Согласно этому подходу, экономическая история была источником наблюдений, на основе которых могли бы быть разработаны частные законы экономического движения. С этой точки зрения изучение экономической истории представлялось крайне полезным. Для теорий такого типа всюду найдется место, поскольку в определенных условиях и на протяжении некоторых промежутков времени их предпосылки достаточно близко соответствуют эмпирической реальности. Но не всегда. Безусловно, есть все основания полагать, что верно как раз обратное, особенно в том, что касается долгосрочных демографических изменений, изменений в состоянии технологических знаний, в институциональной инфраструктуре, в предпочтениях, привычках, образе жизни, свойственных определенному культурному укладу. Несомненно, на этом как раз и строится экономическая история и основываются силы, формирующие развитие и долговременный рост экономик. В этом контексте особенно полезной представляется дальнейшая разработка этих теорий на основе такой базовой концепции, как динамика, зависящая от пути развития [2].
В последнее время исследователи подчеркивают осознанное и неосознанное влияние различных традиционных образцов на поведение современных россиян, которое получило название «зависимость от тропы» - («path dependency»): институциональной, ценностно-нормативной и пр.

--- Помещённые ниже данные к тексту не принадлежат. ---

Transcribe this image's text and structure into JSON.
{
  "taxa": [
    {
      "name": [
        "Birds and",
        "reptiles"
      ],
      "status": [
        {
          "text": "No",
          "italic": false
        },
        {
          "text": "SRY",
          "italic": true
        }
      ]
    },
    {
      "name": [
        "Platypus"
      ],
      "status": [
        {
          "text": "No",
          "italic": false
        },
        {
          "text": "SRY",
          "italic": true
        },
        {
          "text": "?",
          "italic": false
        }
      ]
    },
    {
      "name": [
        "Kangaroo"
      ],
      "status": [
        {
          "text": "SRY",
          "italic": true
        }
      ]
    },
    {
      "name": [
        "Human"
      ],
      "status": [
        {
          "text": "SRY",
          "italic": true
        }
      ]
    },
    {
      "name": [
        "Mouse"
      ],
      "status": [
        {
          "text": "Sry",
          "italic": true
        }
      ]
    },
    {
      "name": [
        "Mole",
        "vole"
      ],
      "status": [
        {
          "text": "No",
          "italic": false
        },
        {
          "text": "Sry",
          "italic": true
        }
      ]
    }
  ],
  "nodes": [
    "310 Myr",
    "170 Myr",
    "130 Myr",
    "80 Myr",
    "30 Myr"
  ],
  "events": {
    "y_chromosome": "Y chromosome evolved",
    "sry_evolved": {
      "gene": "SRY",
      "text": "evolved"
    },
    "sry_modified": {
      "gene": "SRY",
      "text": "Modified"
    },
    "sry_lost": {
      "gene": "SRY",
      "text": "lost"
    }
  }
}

Как считает А.Б. Гофман, с учетом относительной длительности и силы влияния советского строя эта «тропа» в нынешней России намного глубже и длиннее, чем в иных посткоммунистических странах. Отсюда и более высокая степень зависимости от нее, и более серьезные трудности в ее преодолении. По существу налицо не только «зависимость от тропы», но и от того, что можно именовать «зависимостью от выбора тропы» («path choice dependency»). Такой выбор носит неизбежный характер с учетом, что «тропа» не одна и от этого выбора прошлого зависит настоящее и будущее России [5].
ISSN 0321-3056 IZVESTIYA VUZOV. SEVERO-KAVKAZSKII REGION. SOCIAL SCIENCES. 2017. No. 3
Учитывая принципы институционально-эволюционной теории Д. Норта, а также положения теории выбора, теории групп интересов и теории революций, Е.В. Сусименко рассматривает «пат-зависимость» как социокультурный феномен и формулирует институциональную организацию зависимости настоящего от прошлого, которая отличается: социальными институтами, образующими сложные системы опосредований, связывающих индивида с прошлым социума, к которому он принадлежит; индивидами, связанными с прошлым воспоминаниями о подлинности пережитого; зависимостью общества от прошлого; отчужденным прошлым; главным элементом зависимости - замещением истории становления государств частными, локальными и культурными видами памяти [6, с. 5].
В свою очередь А. Аузан предлагает при переводе «path dependence» использовать термин «колея» [7, с. 54].
Другая группа авторов считает, что не следует отождествлять культурные характеристики и характерные черты социума.
Так, А. Бузгалин полагает, что значительная часть той специфики, которую приписывают России, - это специфика позднефеодальных единых государств со всеми их свойствами - а) приоритет государства, отождествляемого с монолидером (на российском примере - с самодержавием), б) религия как форма организации духовной жизни, подчинение индивида целому (человек существует как личность только в духовно-религиозном измерении без прав личности), приоритет геополитических ценностей, прикрываемых той или иной религиозной риторикой (любая военная экспансия, в частности, оправдывается как воплощение религиозных заветов -борьбы с неверными...). В итоге то, что противопоставляется этому якобы своеобразию российского общества, - это опять же универсальные черты стандартного буржуазного, рыночно-де-мократического социума [8].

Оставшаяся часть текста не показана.